Prior to the introduction of laparoscopic cholecystectomy choledocholithiasis was documented in approximately 9-16% of those patients who presented for open cholecystectomy. The incidence of common bile duct (CBD) stones remains around 10% today. Definitive treatment of these patients includes cholecystectomy and clearance of the ductal system. In 1890, nearly eight years after Langenbuch performed the first open cholecystectomy; Courvoisier showed that indeed the CBD could be cleared at the time of cholecystectomy. Around one hundred years later, laparoscopic cholecystectomy (LC) became the standard of care for treatment of symptomatic gallbladder disease. Within a few years, several laparoscopic techniques proved successful in the treatment of choledocholithiasis at the time of laparoscopic cholecystectomy.
Common bile duct stones may be found preoperatively, intraoperatively, or post-operatively.
Here, the clinician must decide whether to attempt ductal treatment, i.e. endoscopic retrograde cholangiography and extraction with or without sphincterotomy, before operation or to proceed directly with laparoscopic cholecystectomy (LC) and laparoscopic common duct exploration (LCDE).

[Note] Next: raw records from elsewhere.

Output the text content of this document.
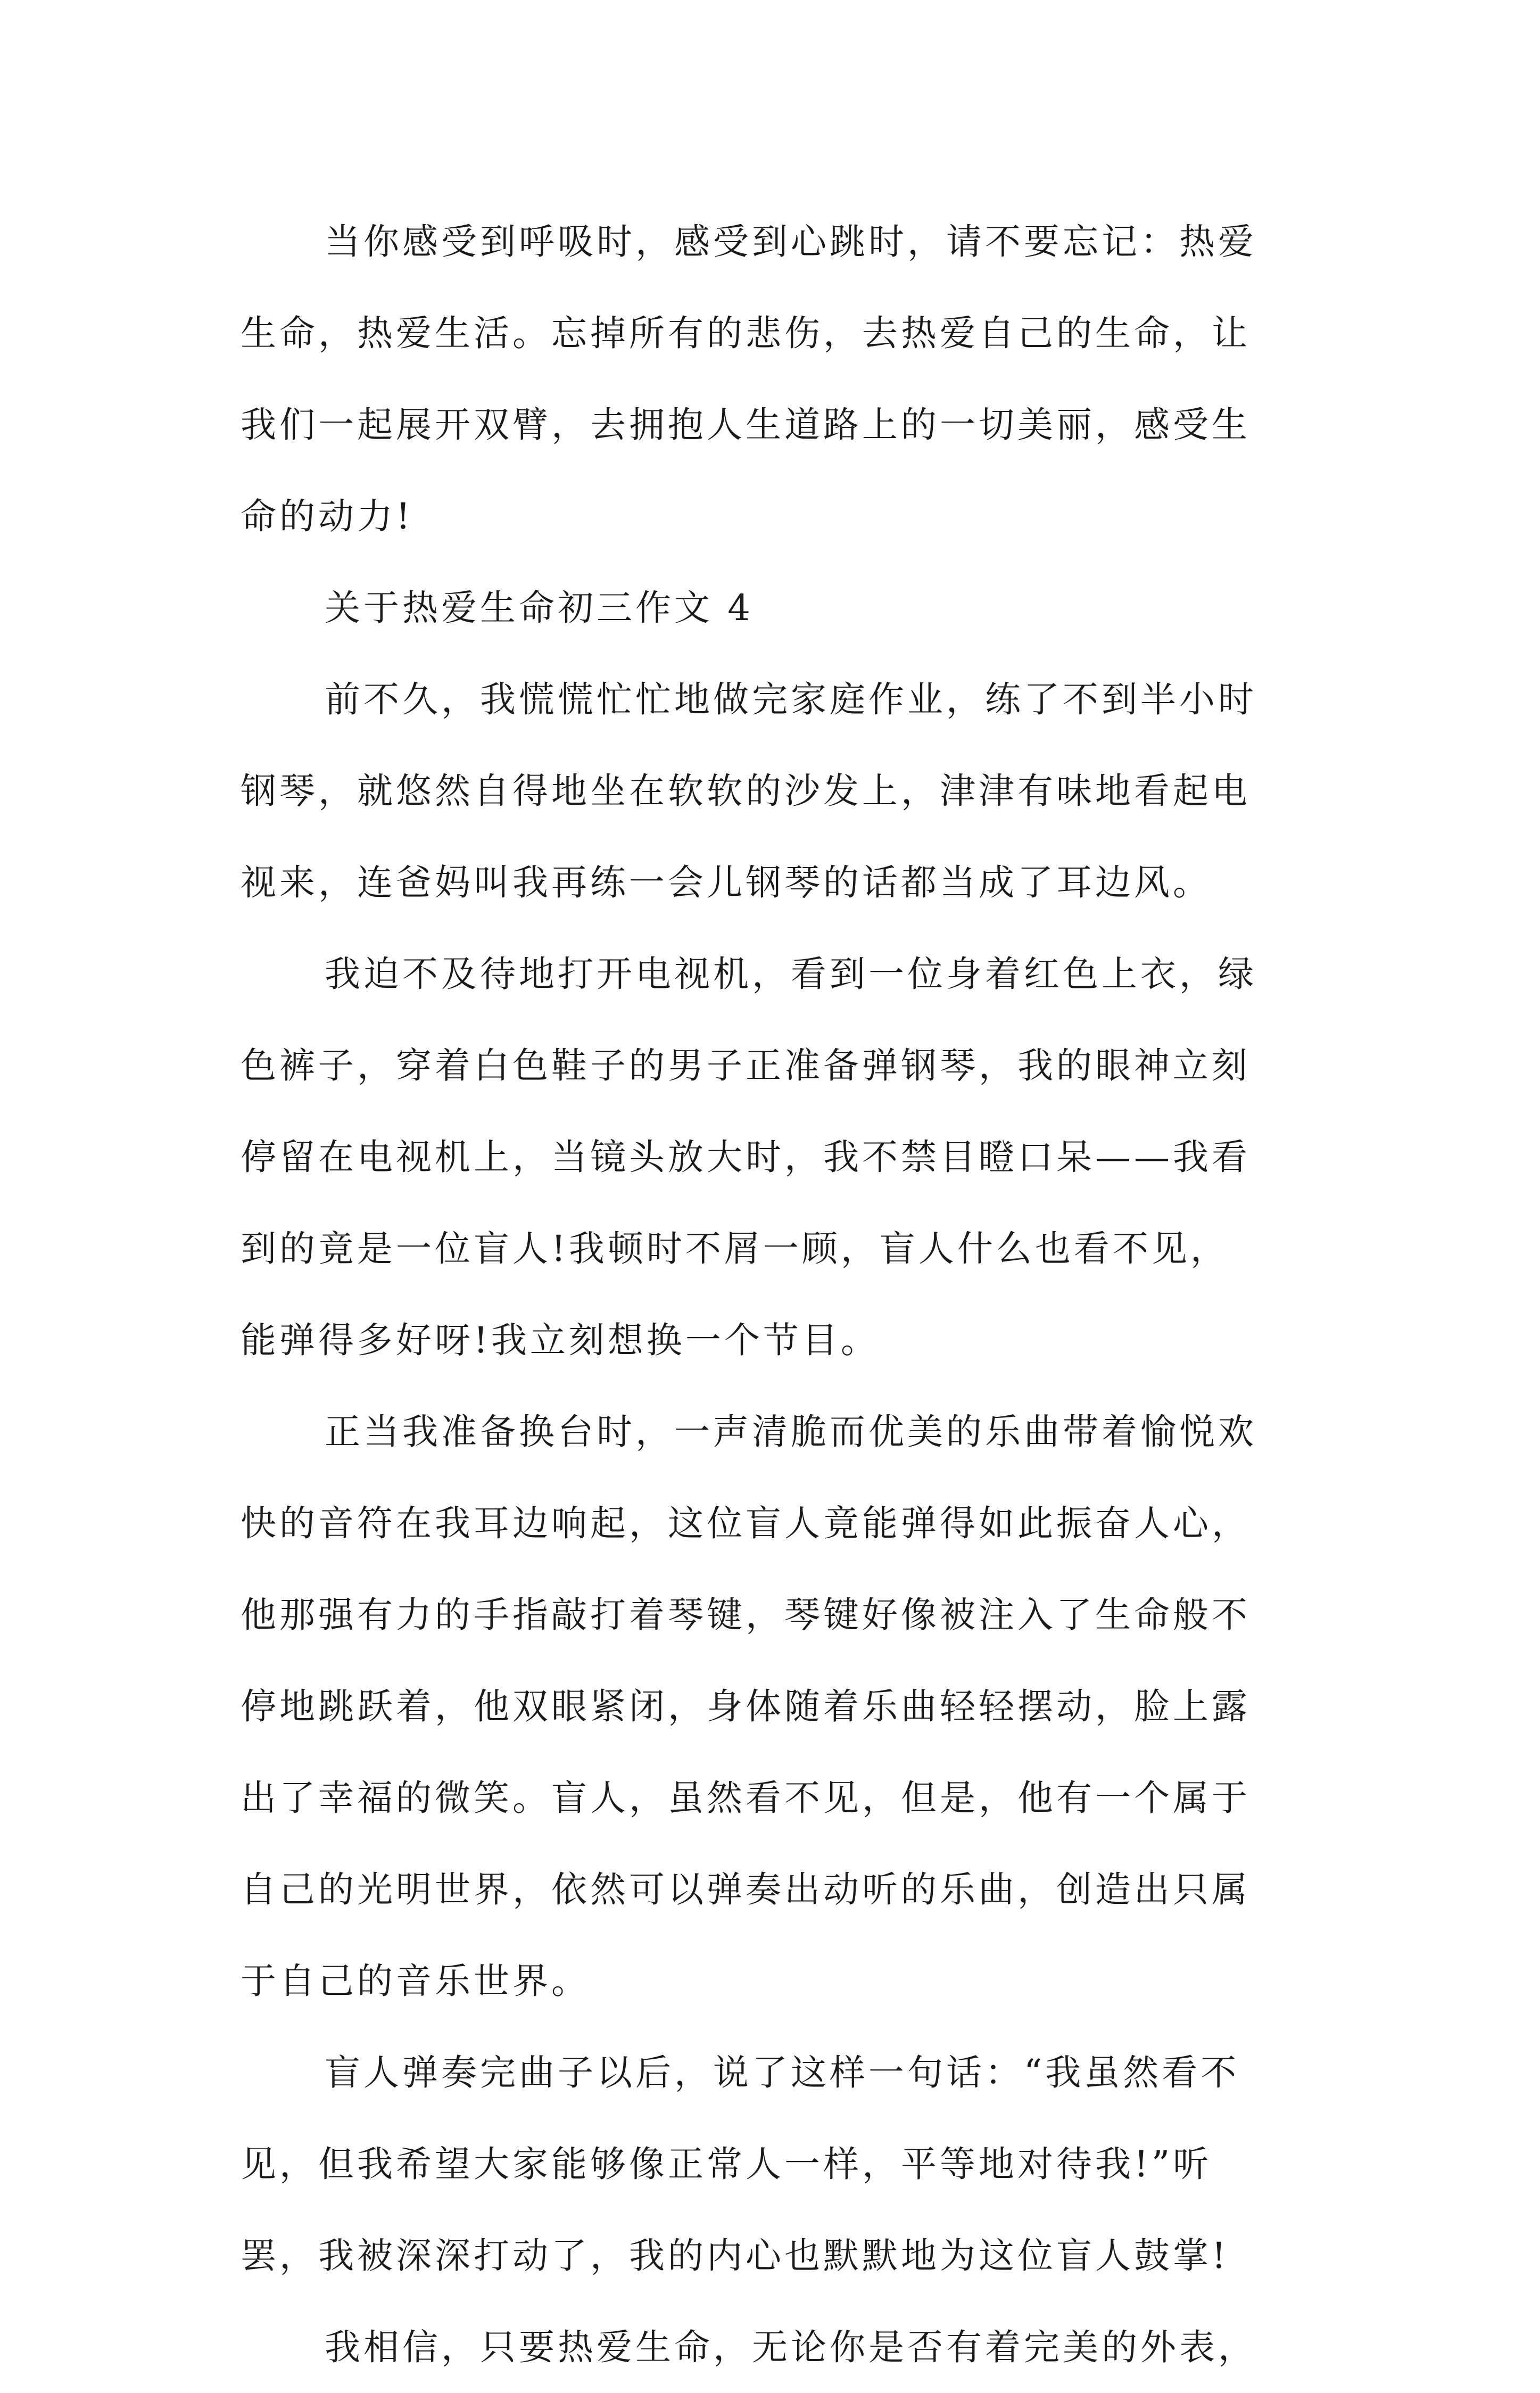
当你感受到呼吸时，感受到心跳时，请不要忘记：热爱
生命，热爱生活。忘掉所有的悲伤，去热爱自己的生命，让
我们一起展开双臂，去拥抱人生道路上的一切美丽，感受生
命的动力!
关于热爱生命初三作文 4
前不久，我慌慌忙忙地做完家庭作业，练了不到半小时
钢琴，就悠然自得地坐在软软的沙发上，津津有味地看起电
视来，连爸妈叫我再练一会儿钢琴的话都当成了耳边风。
我迫不及待地打开电视机，看到一位身着红色上衣，绿
色裤子，穿着白色鞋子的男子正准备弹钢琴，我的眼神立刻
停留在电视机上，当镜头放大时，我不禁目瞪口呆——我看
到的竟是一位盲人!我顿时不屑一顾，盲人什么也看不见，
能弹得多好呀!我立刻想换一个节目。
正当我准备换台时，一声清脆而优美的乐曲带着愉悦欢
快的音符在我耳边响起，这位盲人竟能弹得如此振奋人心，
他那强有力的手指敲打着琴键，琴键好像被注入了生命般不
停地跳跃着，他双眼紧闭，身体随着乐曲轻轻摆动，脸上露
出了幸福的微笑。盲人，虽然看不见，但是，他有一个属于
自己的光明世界，依然可以弹奏出动听的乐曲，创造出只属
于自己的音乐世界。
盲人弹奏完曲子以后，说了这样一句话：“我虽然看不
见，但我希望大家能够像正常人一样，平等地对待我!”听
罢，我被深深打动了，我的内心也默默地为这位盲人鼓掌!
我相信，只要热爱生命，无论你是否有着完美的外表，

An abnormal intraoperative cholangiogram or sonogram is the most common indication for laparoscopic common bile duct exploration. Preoperative studies, including unexplained elevated liver function tests, a dilated ductal system, sonographic evidence of bile duct stones, scintigraphic, endoscopic, or radiographic evidence of common bile duct obstruction, or history of biliary pancreatitis may also warrant laparoscopic common bile duct exploration.

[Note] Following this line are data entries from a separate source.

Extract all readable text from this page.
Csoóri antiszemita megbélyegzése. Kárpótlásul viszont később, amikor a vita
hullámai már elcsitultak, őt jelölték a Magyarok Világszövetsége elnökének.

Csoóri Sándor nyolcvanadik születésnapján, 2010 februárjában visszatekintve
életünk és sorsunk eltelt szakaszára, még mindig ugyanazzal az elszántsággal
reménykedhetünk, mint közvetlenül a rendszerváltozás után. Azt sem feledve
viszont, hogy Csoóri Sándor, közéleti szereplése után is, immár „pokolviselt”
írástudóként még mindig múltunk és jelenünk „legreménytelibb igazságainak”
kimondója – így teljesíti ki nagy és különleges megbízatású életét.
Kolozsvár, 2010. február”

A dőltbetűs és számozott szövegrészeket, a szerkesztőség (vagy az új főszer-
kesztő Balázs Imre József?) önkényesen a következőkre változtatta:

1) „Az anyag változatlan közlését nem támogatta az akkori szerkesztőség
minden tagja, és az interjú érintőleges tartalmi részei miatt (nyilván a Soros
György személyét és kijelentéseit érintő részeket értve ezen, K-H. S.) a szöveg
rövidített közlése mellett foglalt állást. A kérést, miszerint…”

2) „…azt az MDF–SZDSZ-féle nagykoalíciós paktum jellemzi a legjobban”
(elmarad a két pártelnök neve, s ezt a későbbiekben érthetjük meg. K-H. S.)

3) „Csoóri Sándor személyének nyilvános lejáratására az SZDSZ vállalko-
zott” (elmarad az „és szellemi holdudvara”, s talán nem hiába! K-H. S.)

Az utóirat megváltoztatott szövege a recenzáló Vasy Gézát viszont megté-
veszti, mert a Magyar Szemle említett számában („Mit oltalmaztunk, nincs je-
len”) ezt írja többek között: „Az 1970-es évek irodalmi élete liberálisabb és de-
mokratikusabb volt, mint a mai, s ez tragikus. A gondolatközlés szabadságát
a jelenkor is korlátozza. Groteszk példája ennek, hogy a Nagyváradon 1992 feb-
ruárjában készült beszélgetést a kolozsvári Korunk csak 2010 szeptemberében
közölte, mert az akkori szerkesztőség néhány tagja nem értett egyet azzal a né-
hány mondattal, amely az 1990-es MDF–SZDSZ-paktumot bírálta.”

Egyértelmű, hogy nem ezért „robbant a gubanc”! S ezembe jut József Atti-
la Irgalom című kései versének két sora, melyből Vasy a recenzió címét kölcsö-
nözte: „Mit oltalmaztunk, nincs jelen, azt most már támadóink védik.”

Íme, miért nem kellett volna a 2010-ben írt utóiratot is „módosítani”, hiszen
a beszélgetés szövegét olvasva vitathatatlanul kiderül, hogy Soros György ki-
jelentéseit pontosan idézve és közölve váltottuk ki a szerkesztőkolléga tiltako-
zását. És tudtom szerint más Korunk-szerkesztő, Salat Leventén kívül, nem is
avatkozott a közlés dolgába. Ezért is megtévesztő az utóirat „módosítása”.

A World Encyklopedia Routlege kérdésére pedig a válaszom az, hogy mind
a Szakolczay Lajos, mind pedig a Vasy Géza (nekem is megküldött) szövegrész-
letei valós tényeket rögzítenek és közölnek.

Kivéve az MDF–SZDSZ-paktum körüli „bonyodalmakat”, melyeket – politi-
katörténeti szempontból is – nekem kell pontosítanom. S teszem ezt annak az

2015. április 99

Laparoscopic common bile duct exploration may be accomplished through the cystic duct or through a choledochotomy. Stone size, configuration of the cystic duct-common duct junction, the course of the cystic duct, and the diameter of each of the ducts affect the decision as to which approach is best in a particular case. If a transcystic approach appears feasible, it is usually tried before choledochotomy, because it is less invasive and is associated with better patient satisfaction.

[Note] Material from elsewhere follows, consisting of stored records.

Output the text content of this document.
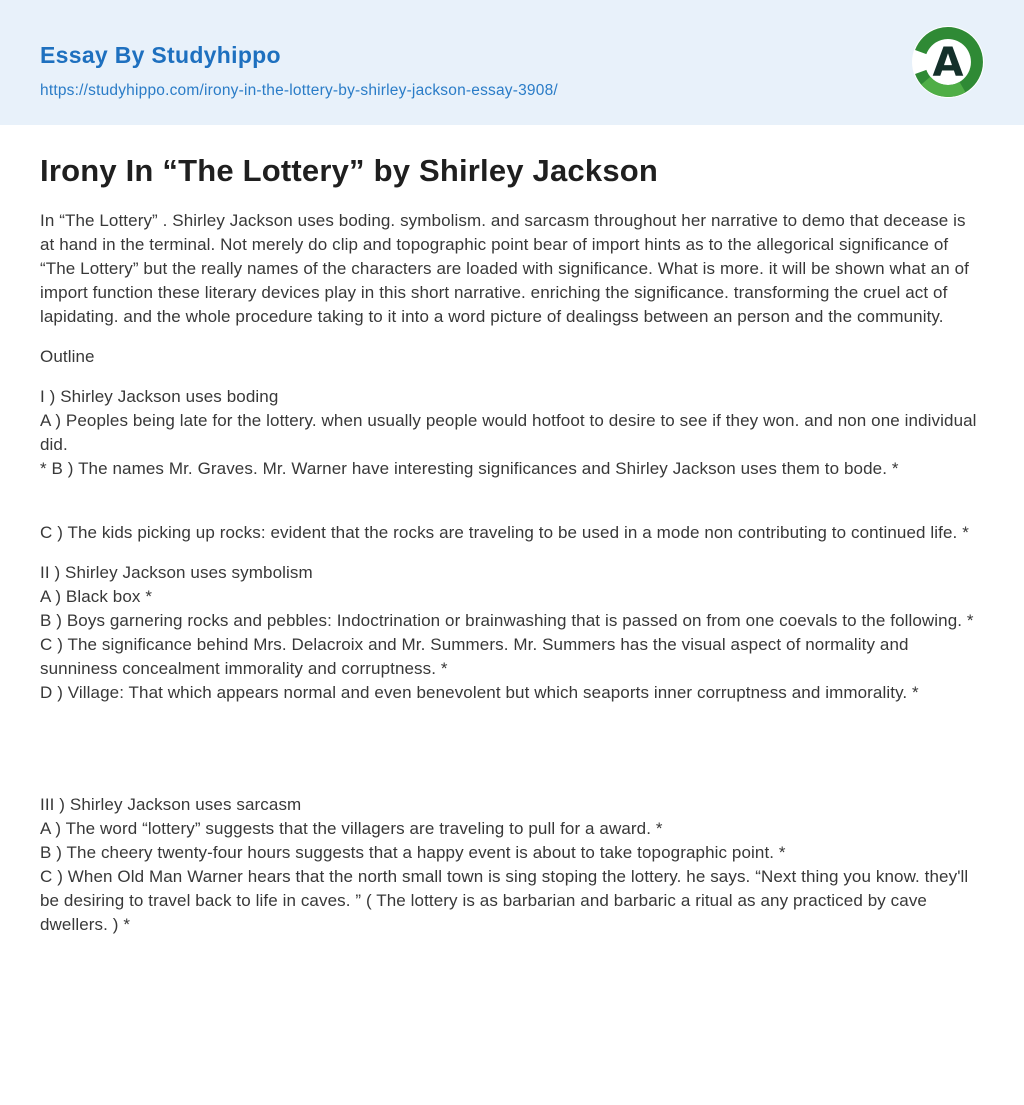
Essay By Studyhippo
https://studyhippo.com/irony-in-the-lottery-by-shirley-jackson-essay-3908/
A
Irony In “The Lottery” by Shirley Jackson
In “The Lottery” . Shirley Jackson uses boding. symbolism. and sarcasm throughout her narrative to demo that decease is at hand in the terminal. Not merely do clip and topographic point bear of import hints as to the allegorical significance of “The Lottery” but the really names of the characters are loaded with significance. What is more. it will be shown what an of import function these literary devices play in this short narrative. enriching the significance. transforming the cruel act of lapidating. and the whole procedure taking to it into a word picture of dealingss between an person and the community.
Outline
I ) Shirley Jackson uses boding
A ) Peoples being late for the lottery. when usually people would hotfoot to desire to see if they won. and non one individual did.
* B ) The names Mr. Graves. Mr. Warner have interesting significances and Shirley Jackson uses them to bode. *
C ) The kids picking up rocks: evident that the rocks are traveling to be used in a mode non contributing to continued life. *
II ) Shirley Jackson uses symbolism
A ) Black box *
B ) Boys garnering rocks and pebbles: Indoctrination or brainwashing that is passed on from one coevals to the following. *
C ) The significance behind Mrs. Delacroix and Mr. Summers. Mr. Summers has the visual aspect of normality and sunniness concealment immorality and corruptness. *
D ) Village: That which appears normal and even benevolent but which seaports inner corruptness and immorality. *
III ) Shirley Jackson uses sarcasm
A ) The word “lottery” suggests that the villagers are traveling to pull for a award. *
B ) The cheery twenty-four hours suggests that a happy event is about to take topographic point. *
C ) When Old Man Warner hears that the north small town is sing stoping the lottery. he says. “Next thing you know. they'll be desiring to travel back to life in caves. ” ( The lottery is as barbarian and barbaric a ritual as any practiced by cave dwellers. ) *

Morbidity associated with LCDE occurs in approximately 8 to 10% of patients, and includes those problems typically associated with general surgery and laparoscopy: nausea, diarrhea, ileus, ecchymosis, atelectasis, fever, phlebitis, urinary retention, urinary tract infection, wound infection/inflammation, biliary leak, dislodged T-tube, sub-hepatic fluid collection, pulmonary embolus, and myocardial infarction. It is generally believed that the incidence of complications is less with a laparoscopic approach than an open approach to common bile duct stones.
Mortality associated with LCDE is zero to 1% in the hands of experienced laparoscopic biliary tract surgeons. This incidence is similar to that found in open surgery and relates more to the general health status of these patients than to laparoscopic common bile duct exploration.